Харбинские мотыльки - Иванов Андрей Спартакович 28 стр.


- Билетик не сохранился ли? Видите ли, я билеты собираю, всякие…

Я подарил ему мой билет. Смешной человек. Но судит трезво. Есть в нем резкость суждений. Нечего жалеть идиотов! Хвалит постоянно д-ра Мозера.
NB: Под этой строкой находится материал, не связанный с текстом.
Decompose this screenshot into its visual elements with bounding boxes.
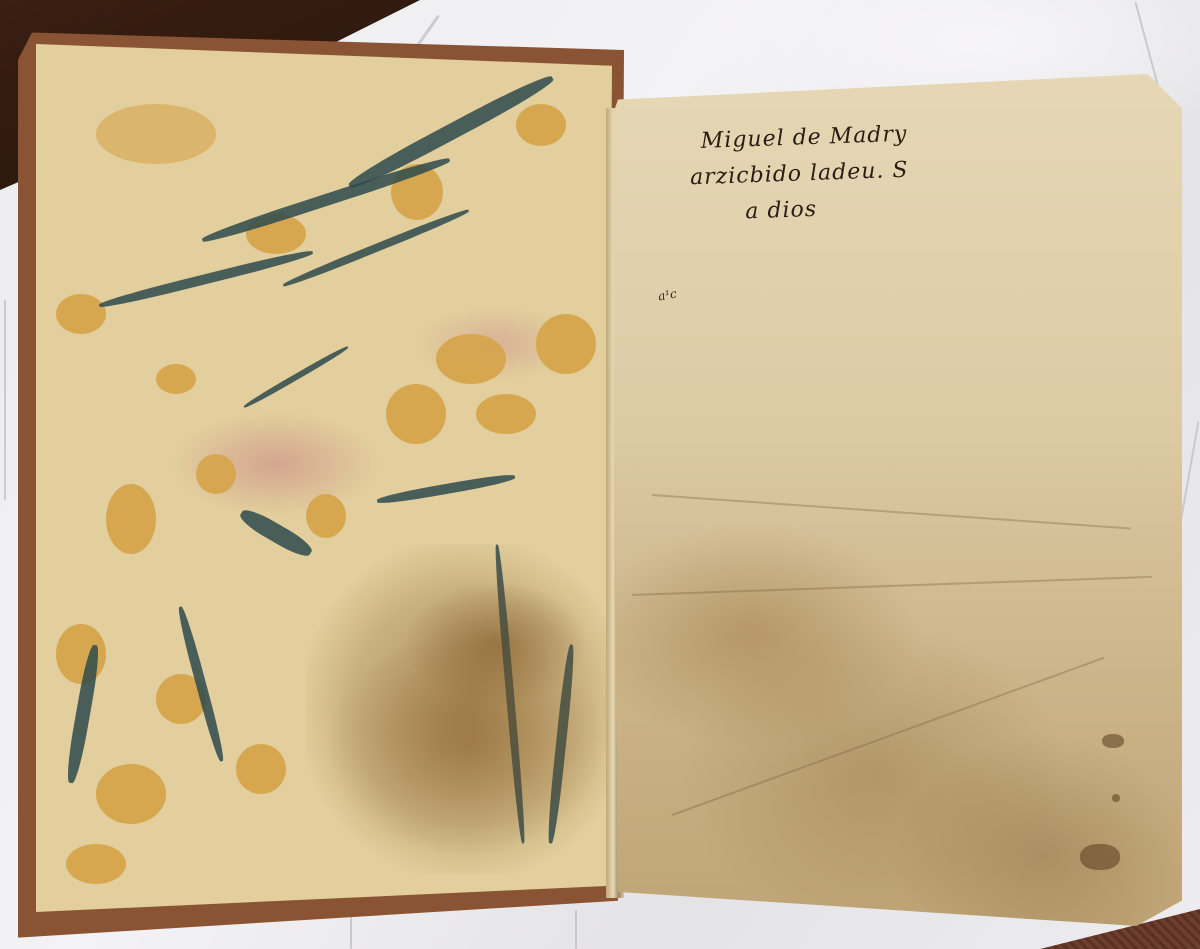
marble-vein [350, 915, 352, 949]
paper-crease [652, 494, 1131, 529]
marble-spot [196, 454, 236, 494]
paper-crease [632, 576, 1152, 596]
paper-crease [672, 657, 1105, 816]
marble-spot [66, 844, 126, 884]
marble-spot [96, 764, 166, 824]
marble-spot [386, 384, 446, 444]
marble-vein [575, 910, 577, 949]
marble-spot [156, 364, 196, 394]
marble-swirl [282, 207, 470, 289]
marble-spot [476, 394, 536, 434]
marble-spot [56, 294, 106, 334]
foxing-stain [1080, 844, 1120, 870]
marble-spot [516, 104, 566, 146]
marble-spot [236, 744, 286, 794]
handwritten-inscription: Miguel de Madry arzicbido ladeu. S a dio… [688, 112, 1052, 232]
marble-swirl [237, 505, 315, 561]
marble-spot [96, 104, 216, 164]
marble-spot [436, 334, 506, 384]
marble-vein [4, 300, 6, 500]
water-stain [306, 544, 612, 874]
foxing-stain [1112, 794, 1120, 802]
marble-spot [106, 484, 156, 554]
marbled-endpaper [36, 44, 612, 912]
marble-swirl [243, 344, 350, 409]
marble-swirl [98, 248, 314, 311]
marble-spot [56, 624, 106, 684]
foxing-stain [1102, 734, 1124, 748]
marble-spot [306, 494, 346, 538]
photo-scene: Miguel de Madry arzicbido ladeu. S a dio… [0, 0, 1200, 949]
marble-spot [536, 314, 596, 374]
marble-swirl [376, 472, 516, 506]
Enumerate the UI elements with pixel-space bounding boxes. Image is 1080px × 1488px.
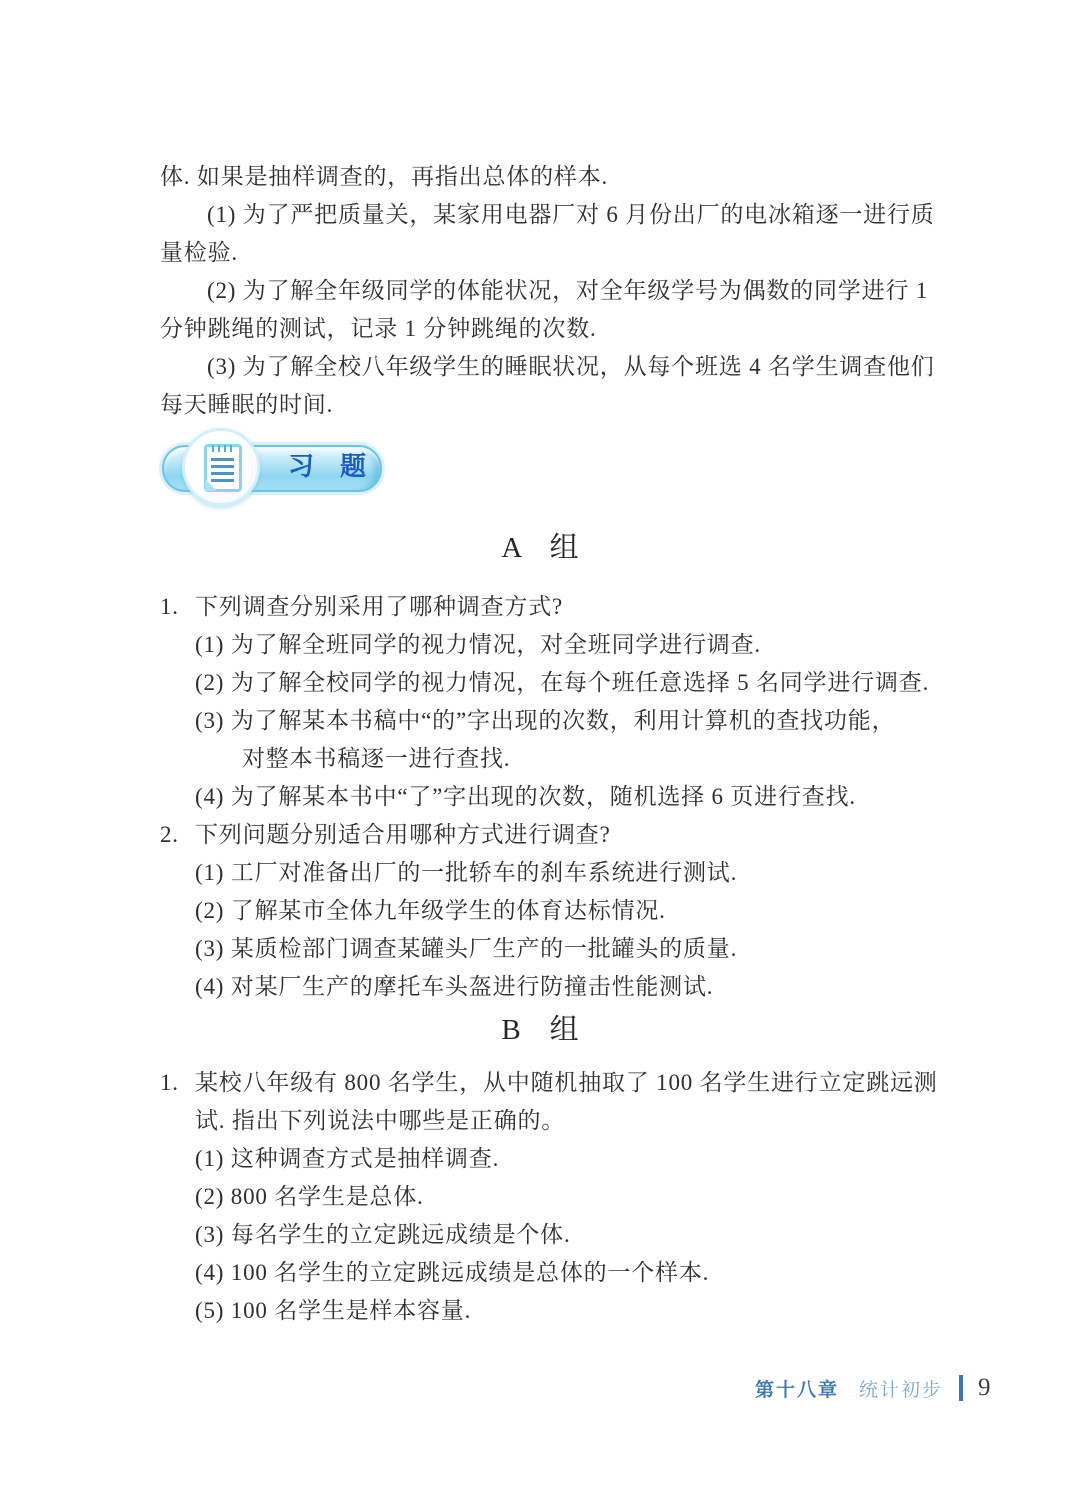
intro-paragraphs: 体. 如果是抽样调查的，再指出总体的样本.(1) 为了严把质量关，某家用电器厂对… [160, 158, 960, 424]
exercise-badge: 习 题 [156, 427, 392, 509]
line-text: (4) 100 名学生的立定跳远成绩是总体的一个样本. [195, 1260, 709, 1285]
line-text: (1) 为了解全班同学的视力情况，对全班同学进行调查. [195, 632, 761, 657]
item-number: 2. [160, 816, 195, 854]
line-text: (1) 这种调查方式是抽样调查. [195, 1146, 499, 1171]
line-text: (2) 了解某市全体九年级学生的体育达标情况. [195, 898, 666, 923]
line-text: (1) 为了严把质量关，某家用电器厂对 6 月份出厂的电冰箱逐一进行质 [207, 202, 935, 227]
text-line: 量检验. [160, 234, 960, 272]
line-text: (3) 每名学生的立定跳远成绩是个体. [195, 1222, 571, 1247]
line-text: 下列问题分别适合用哪种方式进行调查? [195, 822, 611, 847]
text-line: (1) 为了解全班同学的视力情况，对全班同学进行调查. [160, 626, 960, 664]
footer-chapter-label: 第十八章 [755, 1375, 839, 1402]
footer-section-title: 统计初步 [859, 1375, 943, 1402]
line-text: 每天睡眠的时间. [160, 392, 333, 417]
line-text: (3) 某质检部门调查某罐头厂生产的一批罐头的质量. [195, 936, 737, 961]
line-text: 体. 如果是抽样调查的，再指出总体的样本. [160, 164, 608, 189]
text-line: 对整本书稿逐一进行查找. [160, 740, 960, 778]
text-line: 1.某校八年级有 800 名学生，从中随机抽取了 100 名学生进行立定跳远测 [160, 1064, 960, 1102]
text-line: 2.下列问题分别适合用哪种方式进行调查? [160, 816, 960, 854]
text-line: (2) 了解某市全体九年级学生的体育达标情况. [160, 892, 960, 930]
badge-circle [182, 428, 260, 506]
text-line: (1) 工厂对准备出厂的一批轿车的刹车系统进行测试. [160, 854, 960, 892]
text-line: (4) 为了解某本书中“了”字出现的次数，随机选择 6 页进行查找. [160, 778, 960, 816]
text-line: (1) 这种调查方式是抽样调查. [160, 1140, 960, 1178]
text-line: (3) 为了解某本书稿中“的”字出现的次数，利用计算机的查找功能， [160, 702, 960, 740]
line-text: 某校八年级有 800 名学生，从中随机抽取了 100 名学生进行立定跳远测 [195, 1070, 938, 1095]
line-text: (1) 工厂对准备出厂的一批轿车的刹车系统进行测试. [195, 860, 737, 885]
item-number: 1. [160, 588, 195, 626]
footer-page-number: 9 [978, 1374, 991, 1402]
text-line: (2) 为了解全年级同学的体能状况，对全年级学号为偶数的同学进行 1 [160, 272, 960, 310]
section-b-problems: 1.某校八年级有 800 名学生，从中随机抽取了 100 名学生进行立定跳远测试… [160, 1064, 960, 1330]
text-line: (4) 100 名学生的立定跳远成绩是总体的一个样本. [160, 1254, 960, 1292]
line-text: (3) 为了解某本书稿中“的”字出现的次数，利用计算机的查找功能， [195, 708, 895, 733]
line-text: (2) 800 名学生是总体. [195, 1184, 424, 1209]
text-line: 体. 如果是抽样调查的，再指出总体的样本. [160, 158, 960, 196]
text-line: 分钟跳绳的测试，记录 1 分钟跳绳的次数. [160, 310, 960, 348]
footer-divider [959, 1375, 963, 1401]
text-line: 每天睡眠的时间. [160, 386, 960, 424]
text-line: (2) 800 名学生是总体. [160, 1178, 960, 1216]
line-text: 下列调查分别采用了哪种调查方式? [195, 594, 563, 619]
text-line: (3) 为了解全校八年级学生的睡眠状况，从每个班选 4 名学生调查他们 [160, 348, 960, 386]
text-line: 1.下列调查分别采用了哪种调查方式? [160, 588, 960, 626]
text-line: (3) 每名学生的立定跳远成绩是个体. [160, 1216, 960, 1254]
line-text: 对整本书稿逐一进行查找. [242, 746, 510, 771]
line-text: (2) 为了解全年级同学的体能状况，对全年级学号为偶数的同学进行 1 [207, 278, 928, 303]
line-text: 分钟跳绳的测试，记录 1 分钟跳绳的次数. [160, 316, 597, 341]
section-a-problems: 1.下列调查分别采用了哪种调查方式?(1) 为了解全班同学的视力情况，对全班同学… [160, 588, 960, 1006]
line-text: (4) 为了解某本书中“了”字出现的次数，随机选择 6 页进行查找. [195, 784, 856, 809]
section-b-heading: B 组 [0, 1012, 1080, 1048]
section-a-heading: A 组 [0, 530, 1080, 566]
page-footer: 第十八章 统计初步 9 [755, 1372, 991, 1404]
textbook-page: 体. 如果是抽样调查的，再指出总体的样本.(1) 为了严把质量关，某家用电器厂对… [0, 0, 1080, 1488]
text-line: (4) 对某厂生产的摩托车头盔进行防撞击性能测试. [160, 968, 960, 1006]
line-text: 试. 指出下列说法中哪些是正确的。 [195, 1108, 565, 1133]
line-text: (2) 为了解全校同学的视力情况，在每个班任意选择 5 名同学进行调查. [195, 670, 929, 695]
notepad-icon [204, 444, 242, 492]
item-number: 1. [160, 1064, 195, 1102]
line-text: 量检验. [160, 240, 238, 265]
text-line: (2) 为了解全校同学的视力情况，在每个班任意选择 5 名同学进行调查. [160, 664, 960, 702]
line-text: (4) 对某厂生产的摩托车头盔进行防撞击性能测试. [195, 974, 713, 999]
text-line: (5) 100 名学生是样本容量. [160, 1292, 960, 1330]
text-line: 试. 指出下列说法中哪些是正确的。 [160, 1102, 960, 1140]
line-text: (3) 为了解全校八年级学生的睡眠状况，从每个班选 4 名学生调查他们 [207, 354, 935, 379]
text-line: (3) 某质检部门调查某罐头厂生产的一批罐头的质量. [160, 930, 960, 968]
exercise-badge-label: 习 题 [272, 445, 382, 488]
text-line: (1) 为了严把质量关，某家用电器厂对 6 月份出厂的电冰箱逐一进行质 [160, 196, 960, 234]
line-text: (5) 100 名学生是样本容量. [195, 1298, 471, 1323]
- Вот у кого поучиться есть чему! Большой практик!

* * *

появились противные бабочки; у меня есть подозрение, что они заехали с посылочкой из Харбина; мотыльки, бархатные, бледно-лиловые, маленькие. Надо чем-то травить.

* * *

Мила, с ней все иначе - даже кульминация; важен не выброс семени (все это - похоть и соитие - побочное), а участие в ее интриге, там я - по сути - не я, а - кто угодно. И это мне нравится! Она таким образом погружает меня в безымянную обездушенную плоть. Ведь не с качествами моими, которых она и оценить не может, она совокупляется, она не отдает мне предпочтение перед мужем. Для нее важна формула: "быть с другим". Другой - вот что решает тут. Быть другим в измене - вот моя роль в этом анекдоте. Я - никто, кто угодно, quelquun dautre. Потворствую ей, и мне это нравится (не ей потворствовать, а потворствовать ей в моем обезличении). Она занимается растлением не своей плоти, а своей души, и уничтожением моей личности и души через это; я - сподручное средство (так можно золотыми часами забивать какой-нибудь гвоздь), есть ли у меня личность, душа, история - не имеет значения, в этом нет надобности. Не телом, а душой пасть. Это она много раз повторила. Не телом, а душой пасть. А когда она играет с моими пальцами у него за спиной, - это чтоб я острей ощутил то, как мы с ней повязаны. Это не шалости. Это скрепы! Она не повторяет одно и то же каждый раз, а ныряет в колодец похоти глубже и глубже, погружается в грех основательней, туда, где нет понятия о грехе, где он, как воздух, дышишь им и не задумываешься, в ту область, где из греха построены твердь под ногами и твердь небесная, где есть только грех и ничего больше. Если в бордель я шел, чтобы окунуться на час-два, то с Милой это как опиум, который затягивает с головой, и ты не прыгнул и вынырнул, а погружаешься с ней осознанно, понимая сердцем, что ты в омуте и вся грязь его в тебя въедается каждую секунду. Потому сколько лет эта связь может длиться, уже не важно. Удерживает любопытство: а есть ли дно у этого омута? Если есть: что там?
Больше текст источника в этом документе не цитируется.